「二度と同じ思いしたくない」 畜舎火災経験の農家、家族で再起 北海道別海町
乳牛50頭犠牲の酪農家誓う
【北海道・根釧】冬から春にかけてのこの時期、毎年、畜舎火災が後を絶たない。牛50頭を犠牲にした酪農家は「二度と同じ思いをしたくない」と誓い、防火対策を続ける。消防署などは畜舎周辺の漏電や暖房器具による出火が相次ぐことから、小まめな清掃などを呼びかける。 火災で燃えてしまった加藤さんの牧場の跡地 北海道別海町で酪農を営む加藤博さん(52)は、あの日を忘れたことがない。 9年前の12月1日、午前3時ごろ。「ドカーン!」というすさまじい爆発音で目を覚ました。自宅のすぐ前にあったつなぎ牛舎には真っ赤な炎が立ち上っていた。加藤さんは慌てて牛をパドックへ逃がしたが、火の手は牛舎の半分まで迫っていた。 本格的な冬に備え、搾乳牛や育成牛、子牛など90頭全頭をつなぎ牛舎で管理し、火災でうち50頭が犠牲となった。搾乳機器を管理する処理室の焼け具合が最もひどく、出火原因は処理室横の事務所内に設置していた灯油ストーブだった。灯油ストーブは新しく取り換えたばかりだった。丸焦げになった牛が何頭も並べられ、きつい臭いが漂った。 加藤さんはあまりのショックで3日間ほど寝られなかった。「今でも火が怖いと感じる。たまにフラッシュバックも起きる」と明かす。火災発生後、跡形もなくなった牛舎を見て離農を考えた。 しかし、牧場の跡取りとして農業大学校に通っていた娘の瀬菜さん(27)の熱意に押され思いとどまったという。 火災発生から4カ月後。希望に沿った離農跡地が見つかり、「(株)粋な搾り屋」として瀬菜さんと妻の美香さん(51)の3人で再起した。 今、牧場には消火器を設置する。

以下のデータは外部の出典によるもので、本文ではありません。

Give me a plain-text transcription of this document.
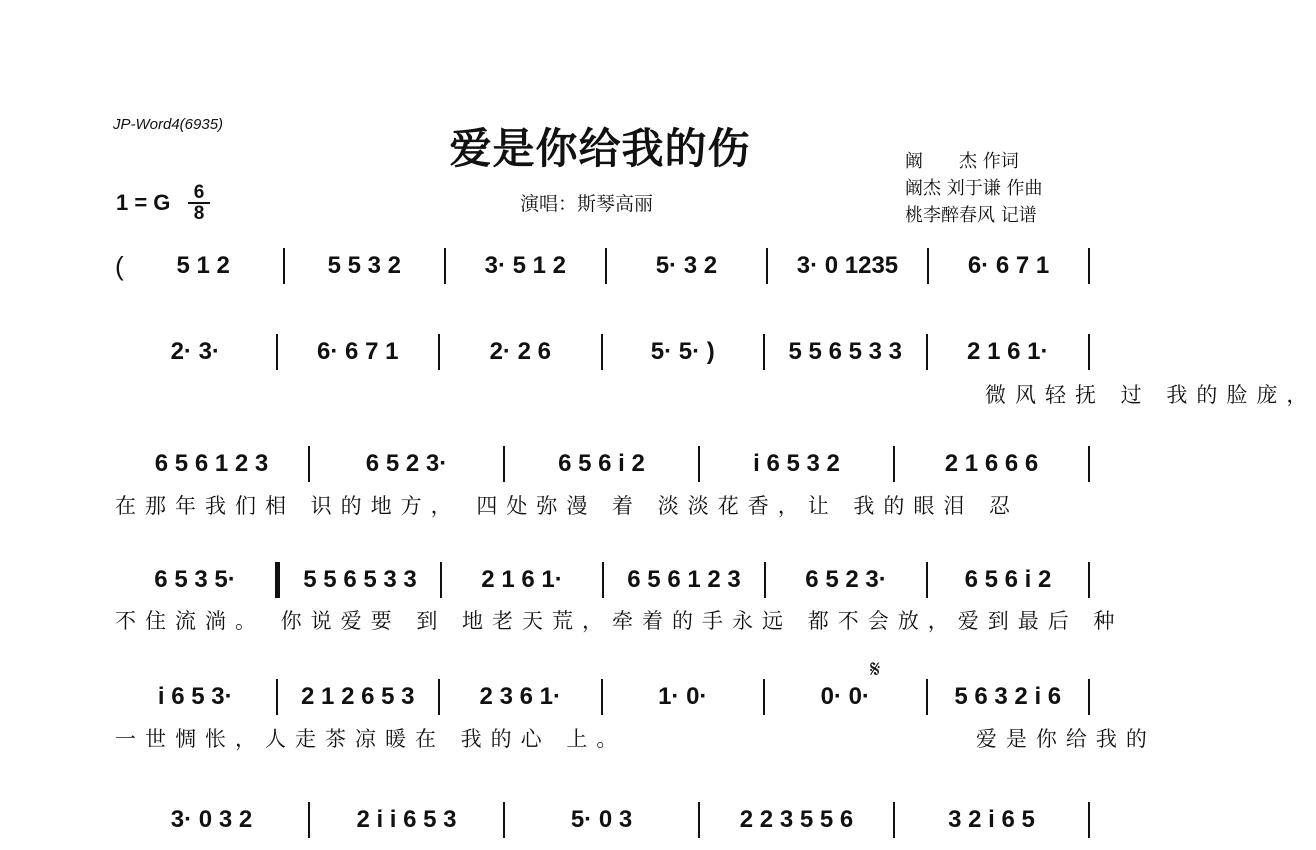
JP-Word4(6935)	爱是你给我的伤
演唱：斯琴高丽
阚　　杰 作词
阚杰 刘于谦 作曲
桃李醉春风 记谱
1 = G	6
8
( 5 1 2	5 5 3 2	3· 5 1 2	5· 3 2	3· 0 1235	6· 6 7 1
2· 3·	6· 6 7 1	2· 2 6	5· 5· )	5 5 6 5 3 3	2 1 6 1·
　　　　　　　　　　　　　　　　　　　　　　　　　　　　　微风轻抚 过 我的脸庞，
6 5 6 1 2 3	6 5 2 3·	6 5 6 i 2	i 6 5 3 2	2 1 6 6 6
在那年我们相 识的地方， 四处弥漫 着 淡淡花香，让 我的眼泪 忍
6 5 3 5·	5 5 6 5 3 3	2 1 6 1·	6 5 6 1 2 3	6 5 2 3·	6 5 6 i 2
不住流淌。 你说爱要 到 地老天荒，牵着的手永远 都不会放，爱到最后 种
𝄋
i 6 5 3·	2 1 2 6 5 3	2 3 6 1·	1· 0·	0· 0·	5 6 3 2 i 6
一世惆怅，人走茶凉暖在 我的心 上。　　　　　　　　　　　　爱是你给我的
3· 0 3 2	2 i i 6 5 3	5· 0 3	2 2 3 5 5 6	3 2 i 6 5
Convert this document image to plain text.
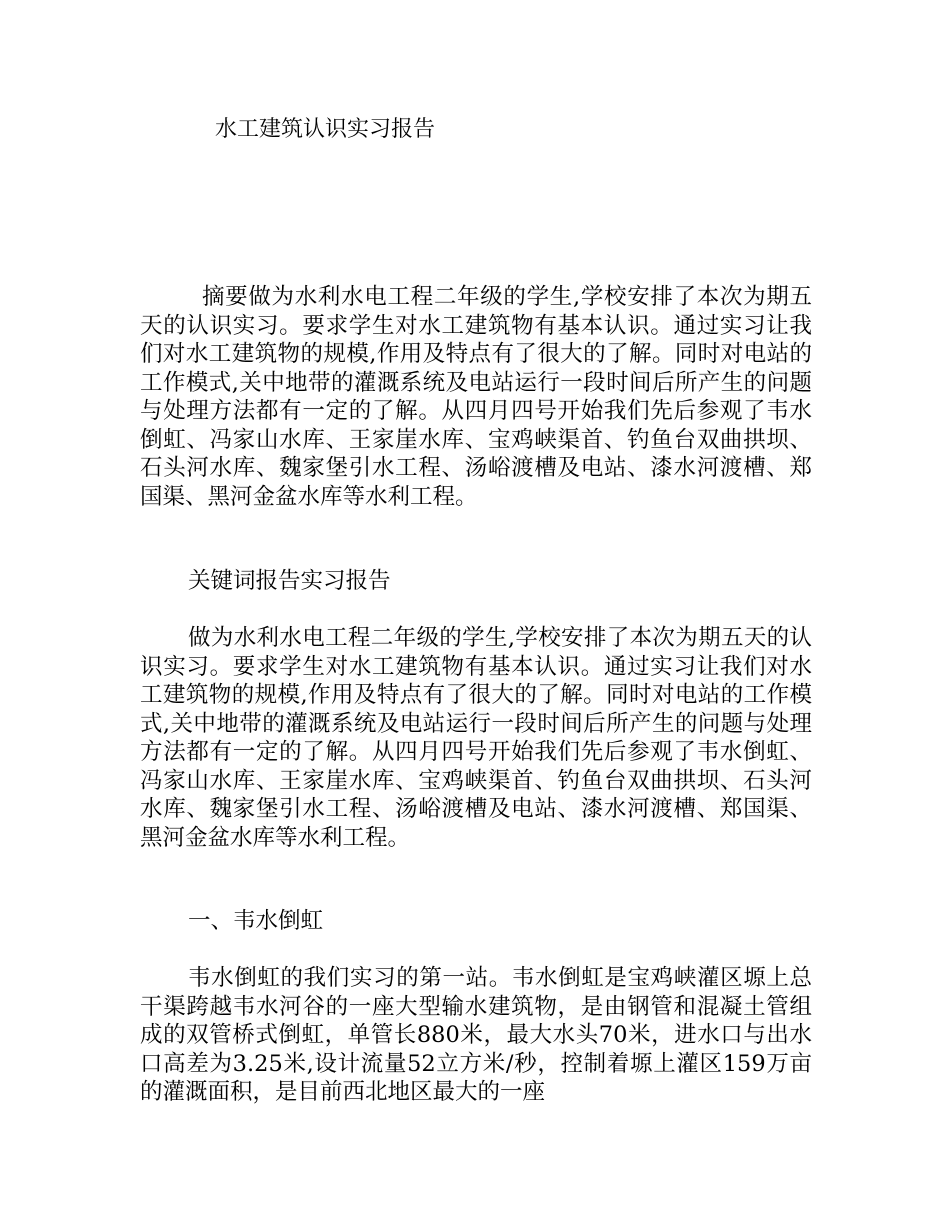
水工建筑认识实习报告
摘要做为水利水电工程二年级的学生,学校安排了本次为期五天的认识实习。要求学生对水工建筑物有基本认识。通过实习让我们对水工建筑物的规模,作用及特点有了很大的了解。同时对电站的工作模式,关中地带的灌溉系统及电站运行一段时间后所产生的问题与处理方法都有一定的了解。从四月四号开始我们先后参观了韦水倒虹、冯家山水库、王家崖水库、宝鸡峡渠首、钓鱼台双曲拱坝、石头河水库、魏家堡引水工程、汤峪渡槽及电站、漆水河渡槽、郑国渠、黑河金盆水库等水利工程。
关键词报告实习报告
做为水利水电工程二年级的学生,学校安排了本次为期五天的认识实习。要求学生对水工建筑物有基本认识。通过实习让我们对水工建筑物的规模,作用及特点有了很大的了解。同时对电站的工作模式,关中地带的灌溉系统及电站运行一段时间后所产生的问题与处理方法都有一定的了解。从四月四号开始我们先后参观了韦水倒虹、冯家山水库、王家崖水库、宝鸡峡渠首、钓鱼台双曲拱坝、石头河水库、魏家堡引水工程、汤峪渡槽及电站、漆水河渡槽、郑国渠、黑河金盆水库等水利工程。
一、韦水倒虹
韦水倒虹的我们实习的第一站。韦水倒虹是宝鸡峡灌区塬上总干渠跨越韦水河谷的一座大型输水建筑物，是由钢管和混凝土管组成的双管桥式倒虹，单管长880米，最大水头70米，进水口与出水口高差为3.25米,设计流量52立方米/秒，控制着塬上灌区159万亩的灌溉面积，是目前西北地区最大的一座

灯油ストーブにはタイマーをセットし、牛舎を去る時は火の元となる箇所の確認を欠かさない。 家族3人で新しく始めた牧場には、現在も火災で生き残った牛が1頭だけいる。背中の毛は焦げ、耳も溶けてしまったが、10歳を迎えた今も懸命に生きている。加藤さんは溶けて丸くなった両耳を見て「ミッキーちゃん」と名付け、共に歩んできた。 加藤さんは「やっぱり牛が好き。それに限る。二度と繰り返さないよう火の管理に気を付けたい」と気を引き締め続ける。